La communication présidentielle en RDC repose actuellement sur une architecture à plusieurs étages :

– Tina Salama, porte-parole du Président de la République, est chargée de relayer la parole directe du Chef de l’État.
– Farah Mwamba, directrice de la Cellule de communication de la Présidence, supervise la stratégie globale de communication.
– Patrick Muyaya, ministre de la Communication et porte-parole du Gouvernement, incarne la voix de l’exécutif dans son ensemble.
– Bienvenu Ilambo, conseiller spécial en communication du Président, récemment nommé, est chargé de structurer et d’harmoniser la parole présidentielle.

À première vue, ces postes semblent complémentaires. Mais à l’analyse, ils partagent une même description fonctionnelle : concevoir, incarner et diffuser la parole institutionnelle, en assurant sa cohérence, sa lisibilité et son impact.

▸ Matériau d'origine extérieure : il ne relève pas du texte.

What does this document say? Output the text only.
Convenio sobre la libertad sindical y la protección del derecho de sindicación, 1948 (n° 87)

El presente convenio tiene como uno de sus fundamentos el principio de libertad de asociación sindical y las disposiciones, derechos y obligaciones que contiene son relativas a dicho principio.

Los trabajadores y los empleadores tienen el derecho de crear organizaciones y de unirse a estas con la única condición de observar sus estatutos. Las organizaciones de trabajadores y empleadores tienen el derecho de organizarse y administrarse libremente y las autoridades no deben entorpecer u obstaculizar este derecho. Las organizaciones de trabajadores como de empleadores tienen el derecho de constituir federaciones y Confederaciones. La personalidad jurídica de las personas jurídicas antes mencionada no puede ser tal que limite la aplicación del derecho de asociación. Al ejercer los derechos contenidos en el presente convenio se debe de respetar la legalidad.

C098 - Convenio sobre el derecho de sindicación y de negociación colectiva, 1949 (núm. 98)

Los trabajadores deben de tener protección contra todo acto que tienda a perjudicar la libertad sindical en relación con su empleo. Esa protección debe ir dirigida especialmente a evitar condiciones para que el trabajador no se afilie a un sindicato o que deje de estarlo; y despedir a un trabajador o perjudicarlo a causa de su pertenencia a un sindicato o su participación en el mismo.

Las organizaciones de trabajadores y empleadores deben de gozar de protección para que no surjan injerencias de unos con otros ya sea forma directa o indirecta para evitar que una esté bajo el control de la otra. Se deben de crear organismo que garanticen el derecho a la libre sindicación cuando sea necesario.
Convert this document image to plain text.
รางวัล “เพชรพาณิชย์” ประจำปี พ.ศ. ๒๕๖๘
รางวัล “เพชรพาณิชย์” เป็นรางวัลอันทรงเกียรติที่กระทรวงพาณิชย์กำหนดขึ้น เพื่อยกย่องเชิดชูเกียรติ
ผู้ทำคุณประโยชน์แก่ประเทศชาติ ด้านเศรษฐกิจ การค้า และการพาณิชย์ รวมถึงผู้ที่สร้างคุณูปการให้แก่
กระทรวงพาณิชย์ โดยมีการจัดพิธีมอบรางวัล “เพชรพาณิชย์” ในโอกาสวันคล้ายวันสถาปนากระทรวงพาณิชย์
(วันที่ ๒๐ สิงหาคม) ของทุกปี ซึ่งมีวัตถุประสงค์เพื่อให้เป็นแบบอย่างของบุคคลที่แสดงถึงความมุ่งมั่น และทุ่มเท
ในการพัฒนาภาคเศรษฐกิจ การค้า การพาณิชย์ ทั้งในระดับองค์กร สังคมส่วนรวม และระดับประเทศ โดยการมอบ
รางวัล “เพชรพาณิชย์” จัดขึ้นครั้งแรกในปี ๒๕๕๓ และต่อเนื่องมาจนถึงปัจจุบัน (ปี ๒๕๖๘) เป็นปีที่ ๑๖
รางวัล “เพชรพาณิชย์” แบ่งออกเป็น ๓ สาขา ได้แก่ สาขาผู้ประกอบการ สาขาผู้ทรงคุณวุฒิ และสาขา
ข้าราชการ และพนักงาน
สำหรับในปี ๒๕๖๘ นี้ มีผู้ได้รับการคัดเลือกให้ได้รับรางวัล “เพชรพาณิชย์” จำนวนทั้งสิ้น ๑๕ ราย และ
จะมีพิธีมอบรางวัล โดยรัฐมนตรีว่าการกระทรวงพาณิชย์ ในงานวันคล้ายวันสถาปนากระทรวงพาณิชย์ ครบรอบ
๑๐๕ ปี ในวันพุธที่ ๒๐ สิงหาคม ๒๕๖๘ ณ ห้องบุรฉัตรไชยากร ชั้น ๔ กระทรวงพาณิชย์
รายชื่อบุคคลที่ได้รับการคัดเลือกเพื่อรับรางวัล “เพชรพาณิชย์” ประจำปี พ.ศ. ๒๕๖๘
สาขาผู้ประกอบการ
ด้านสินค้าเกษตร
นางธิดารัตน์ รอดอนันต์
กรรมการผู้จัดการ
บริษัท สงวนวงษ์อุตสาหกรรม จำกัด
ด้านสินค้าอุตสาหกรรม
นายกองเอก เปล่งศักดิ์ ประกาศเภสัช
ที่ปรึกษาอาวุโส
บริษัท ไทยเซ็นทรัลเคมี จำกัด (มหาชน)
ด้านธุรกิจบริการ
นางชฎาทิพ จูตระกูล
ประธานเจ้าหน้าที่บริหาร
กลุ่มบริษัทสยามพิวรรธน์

Les missions de ces quatre figures s’articulent autour de cinq axes fondamentaux :

1. Représenter la parole officielle : Être l’émetteur autorisé du message présidentiel ou gouvernemental.
2. Structurer la stratégie de communication : Élaborer des plans cohérents, alignés sur les priorités politiques.
3. Assurer la pédagogie publique : Traduire les décisions en messages compréhensibles pour les citoyens.
4. Gérer les relations avec les médias : Organiser les points de presse, interviews, et réponses aux sollicitations.
5. Protéger l’image de l’institution : Anticiper les crises, corriger les narratifs erronés, valoriser l’action publique.

> En d’autres termes, plusieurs titres remplissent une même fiche de poste, avec des variations de périmètre mais une mission identique : porter la parole de l’État avec rigueur et stratégie.

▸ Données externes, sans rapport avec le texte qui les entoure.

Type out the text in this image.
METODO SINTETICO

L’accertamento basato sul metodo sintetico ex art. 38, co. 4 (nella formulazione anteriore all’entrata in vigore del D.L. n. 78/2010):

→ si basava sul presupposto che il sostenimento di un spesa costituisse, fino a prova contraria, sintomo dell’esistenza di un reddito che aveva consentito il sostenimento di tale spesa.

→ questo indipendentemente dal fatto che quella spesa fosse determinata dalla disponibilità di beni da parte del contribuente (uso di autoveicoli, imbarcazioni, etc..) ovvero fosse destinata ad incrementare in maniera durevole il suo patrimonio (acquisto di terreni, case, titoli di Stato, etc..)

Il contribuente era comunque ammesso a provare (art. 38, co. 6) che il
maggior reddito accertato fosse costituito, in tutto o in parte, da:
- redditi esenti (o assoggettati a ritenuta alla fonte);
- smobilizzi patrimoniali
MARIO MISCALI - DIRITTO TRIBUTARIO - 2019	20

Cette démultiplication des postes peut être interprétée de deux manières :

– Comme un signe de professionnalisation : chaque poste répond à un besoin spécifique, dans un environnement médiatique de plus en plus complexe. La spécialisation permet de mieux segmenter les publics, d’anticiper les crises, et de diversifier les canaux.

– Ou comme un symptôme de bicéfalisme latent : ce terme, emprunté au lexique politique congolais, désigne la coexistence de plusieurs centres de pouvoir dans un même espace institutionnel. Appliqué à la communication, il traduit une fragmentation de la parole officielle, où les rôles se chevauchent, les messages se croisent, et la hiérarchie reste floue.

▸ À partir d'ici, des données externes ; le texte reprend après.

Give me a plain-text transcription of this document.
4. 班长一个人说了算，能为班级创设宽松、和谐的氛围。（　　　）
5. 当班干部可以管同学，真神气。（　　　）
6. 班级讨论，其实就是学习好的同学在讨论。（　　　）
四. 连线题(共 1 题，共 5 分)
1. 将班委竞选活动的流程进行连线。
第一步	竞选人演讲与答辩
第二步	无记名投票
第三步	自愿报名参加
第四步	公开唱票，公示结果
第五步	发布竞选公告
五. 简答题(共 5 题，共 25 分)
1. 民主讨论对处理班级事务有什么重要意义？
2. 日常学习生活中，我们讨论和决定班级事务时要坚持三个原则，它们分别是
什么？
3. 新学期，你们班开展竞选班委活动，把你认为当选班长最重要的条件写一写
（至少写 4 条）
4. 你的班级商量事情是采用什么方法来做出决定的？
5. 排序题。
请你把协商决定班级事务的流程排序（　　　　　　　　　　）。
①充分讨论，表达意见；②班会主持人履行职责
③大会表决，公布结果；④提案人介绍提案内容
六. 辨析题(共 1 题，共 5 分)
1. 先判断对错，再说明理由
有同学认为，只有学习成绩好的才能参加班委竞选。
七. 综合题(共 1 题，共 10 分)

Dans les faits, cette pluralité peut générer des tensions internes, des blocages décisionnels, ou une dilution du message présidentiel. Elle pose une question de gouvernance : qui coordonne, qui tranche, qui engage la parole du Chef de l’État ?

La solution n’est pas nécessairement de réduire le nombre de postes. Dans un État moderne, la communication présidentielle peut — et doit — s’appuyer sur une équipe pluridisciplinaire. Mais cette équipe doit être orchestrée, avec :

– Une définition publique des rôles.
– Un organigramme fonctionnel clair.
– Un mécanisme de coordination formel.
– Une culture de complémentarité, fondée sur la mission, non sur les titres.

La nomination de Bienvenu Ilambo peut être l’occasion de structurer cette gouvernance. En tant que conseiller spécial, il pourrait jouer le rôle de chef d’orchestre, garantissant l’unité de la parole présidentielle dans sa diversité d’expressions.

La communication présidentielle est une fonction souveraine. Elle ne peut être laissée à la seule logique des titres ou des parcours individuels. Elle exige une vision, une méthode, et une discipline collective.

> Multiplier les postes n’est pas un mal en soi. Mais sans gouvernance claire, cette pluralité peut devenir un facteur de confusion. Il est temps de penser la communication présidentielle non comme une addition de fonctions, mais comme une mission unique, portée par plusieurs voix, au service d’un même récit national.